Main session speaker, TARDEC Director Dr. Grace M. Bochenek, stressed the importance of always being ready for what is next and the importance of collaboration.
“We must rewrite the rules on partnering in order to advance topics that are important to us and this Nation,” Bochenek explained. “We need a common understanding of the challenges at hand. This is an era of persistent conflict, and the enemy is changing at a rapid speed. We have to anticipate, adapt and change faster than they do.”

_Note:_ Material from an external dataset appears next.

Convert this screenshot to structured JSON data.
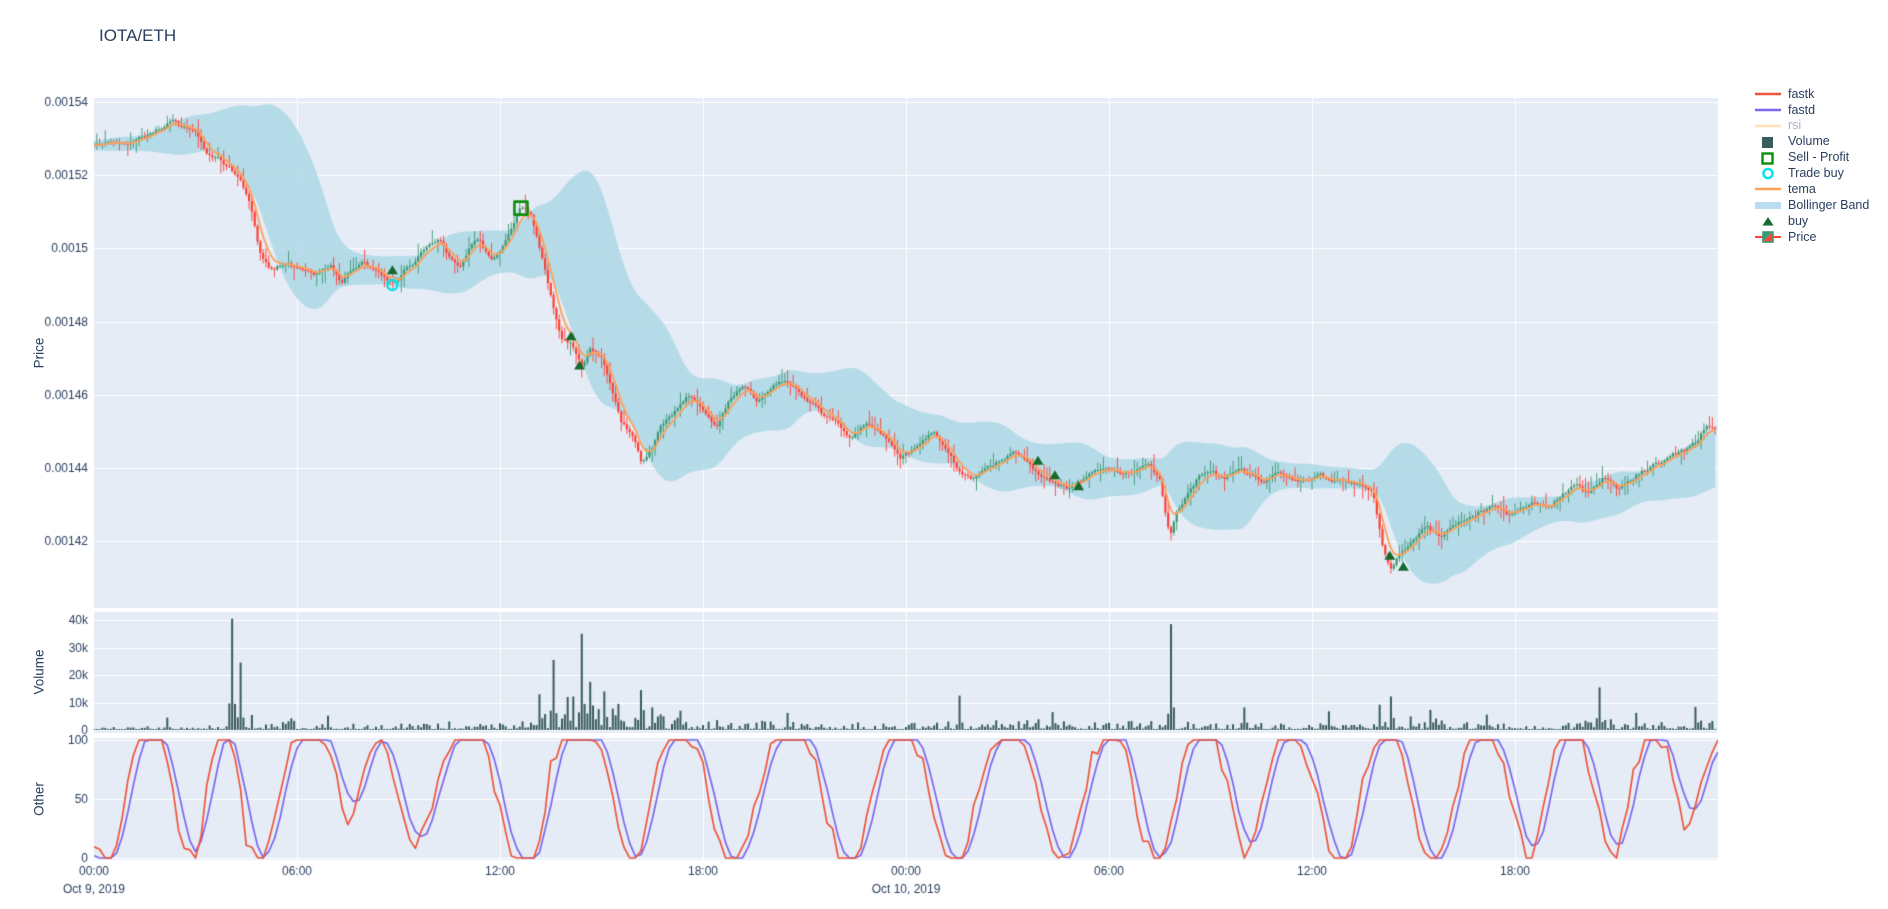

Other notable quotes from GVSETS Day One include:
LTG Stephen M. Speakes (Deputy Chief of Staff, G-8, U.S. Army): “We are in the business of redefining our future force strategy. We think this is an appropriate response for the environment we are in. We are working on institutionalizing the new army equipment strategy, devising a new approach to system development and balancing requirements and resources. This is a huge challenge and will take lots of commitment from not just the Department of Defense but also the commercial world.”
Dr. Thomas H. Killion (Deputy Assistant Secretary of the Army for Research and Technology and Army Chief Scientist):“We are investing across a wide range of technologies, many of which you’re going to hear about at this conference. My plea to you is to bring your best ideas and partner with us, because the way we make progress through these areas is through partnerships.”

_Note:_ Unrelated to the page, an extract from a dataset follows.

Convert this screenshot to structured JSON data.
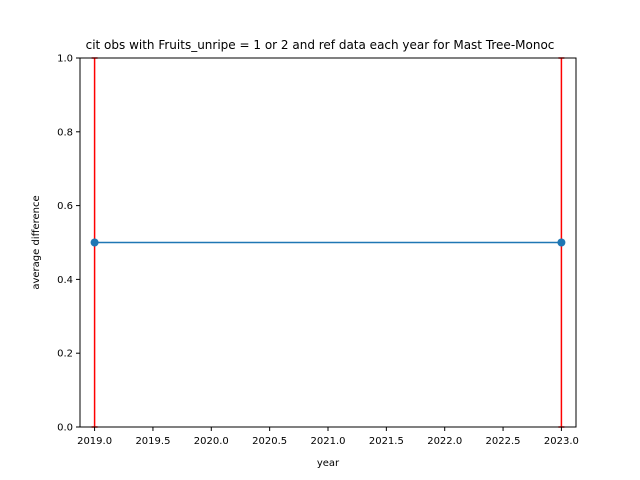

Gary Martin – Executive Deputy to the Commander, U.S. Army Research, Development and Engineering Command: “Significant developments have occurred in the field of robotics. This capability can take the Soldier out of harm’s way. Robotics is really finding a tremendous amount of capability in theater for a variety of applications that we didn’t envision when we first started working with these types of applications. … Partnering with industry has been very important in the rapid acquisition process. Rapid acquisition would not be possible without these partners. These are challenges we have to continue to work together on in order to supply the best solutions.”

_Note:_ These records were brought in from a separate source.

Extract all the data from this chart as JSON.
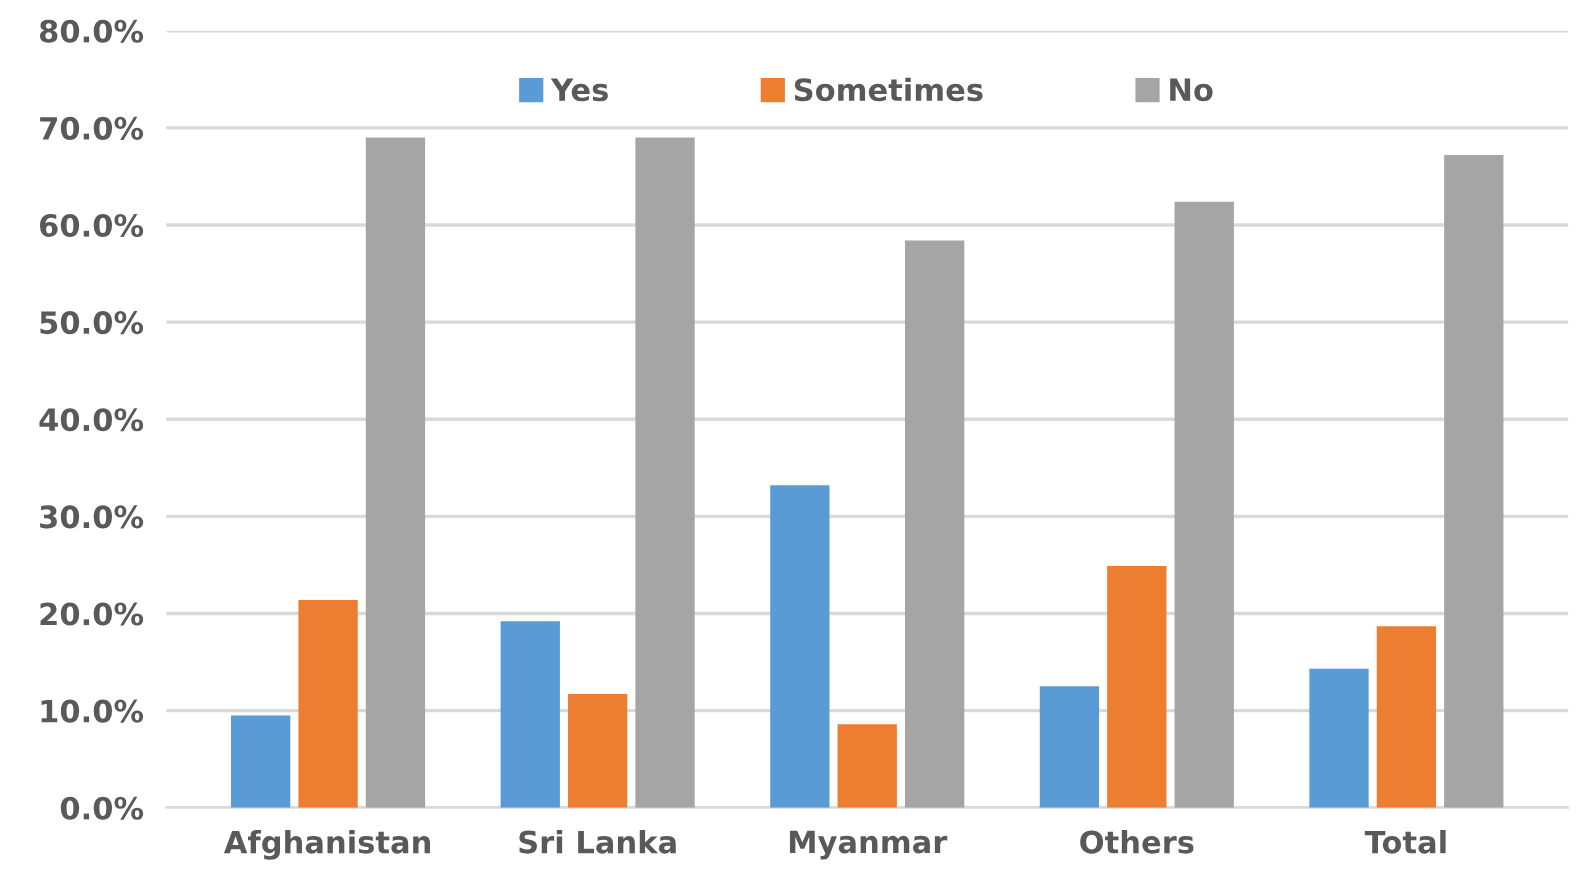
{
  "chart_data": {
    "type": "bar",
    "categories": [
      "Afghanistan",
      "Sri Lanka",
      "Myanmar",
      "Others",
      "Total"
    ],
    "series": [
      {
        "name": "Yes",
        "color": "#5b9bd5",
        "values": [
          9.5,
          19.2,
          33.2,
          12.5,
          14.3
        ]
      },
      {
        "name": "Sometimes",
        "color": "#ed7d31",
        "values": [
          21.4,
          11.7,
          8.6,
          24.9,
          18.7
        ]
      },
      {
        "name": "No",
        "color": "#a5a5a5",
        "values": [
          69.0,
          69.0,
          58.4,
          62.4,
          67.2
        ]
      }
    ],
    "ylim": [
      0,
      80
    ],
    "yticks": [
      {
        "value": 0,
        "label": "0.0%"
      },
      {
        "value": 10,
        "label": "10.0%"
      },
      {
        "value": 20,
        "label": "20.0%"
      },
      {
        "value": 30,
        "label": "30.0%"
      },
      {
        "value": 40,
        "label": "40.0%"
      },
      {
        "value": 50,
        "label": "50.0%"
      },
      {
        "value": 60,
        "label": "60.0%"
      },
      {
        "value": 70,
        "label": "70.0%"
      },
      {
        "value": 80,
        "label": "80.0%"
      }
    ],
    "grid": "y",
    "legend": "top"
  }
}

Ed Mazzati (Director, Accelerated Capabilities Development, Army Research Capabilities and Integration Center at the U.S. Army Training and Doctrine Command): “There are periods of time when the Army has to stop and think about what has changed and then respond, after thinking about it, with a new concept and come up with new capability requirements. … All of us sitting in this room who have a responsibility to either write a concept, war game it, experiment with it, analyze it, develop requirements and then ultimately create the actual solutions have to understand the present and future trends in which our Armed Forces have to operate.”
Michael David Viggato (Deputy to the Commander, TACOM Life Cycle Management Command): “We’re providing equipment and providing equipment to make [the Soldier] the most confident so he can do his mission.”…16,000 Mine Resistant Ambush Protected vehicles fielded in the last two years – phenomenal! That’s almost World War II-type production.”
MG Nickolas G. Justice (Program Executive Officer, Program Executive Office Command Control and Communications Tactical): “What you’re hearing at this conference is a business process change that is being driven because of costs, reductions and lots of capability requirements. We’re going to try to narrow that gap, and we’re going to do that by finding ways to save money and provide structures within our Army to modernize.
Marine Corps COL James Braden (Program Manager, Robotics Systems Joint Project Office): “[At the upcoming Robotics Rodeo in Fort Hood, TX], we’re asking industry and academia to help us push our autonomy as far as we can, so that we can test with a level of confidence that says this is good enough for at least an 80 percent solution.”
GVSETS continues a very exciting engineering and technology week for TARDEC. On Monday, TARDEC hosted a groundbreaking ceremony for the Department of Defense’s pioneering Ground Systems Power and Energy Laboratory. When completed, the eight-labs-in-one complex will have testing capabilities unlike any other facility in the world and will serve as the cornerstone for the Army’s next generation of advanced ground vehicle power and energy solutions.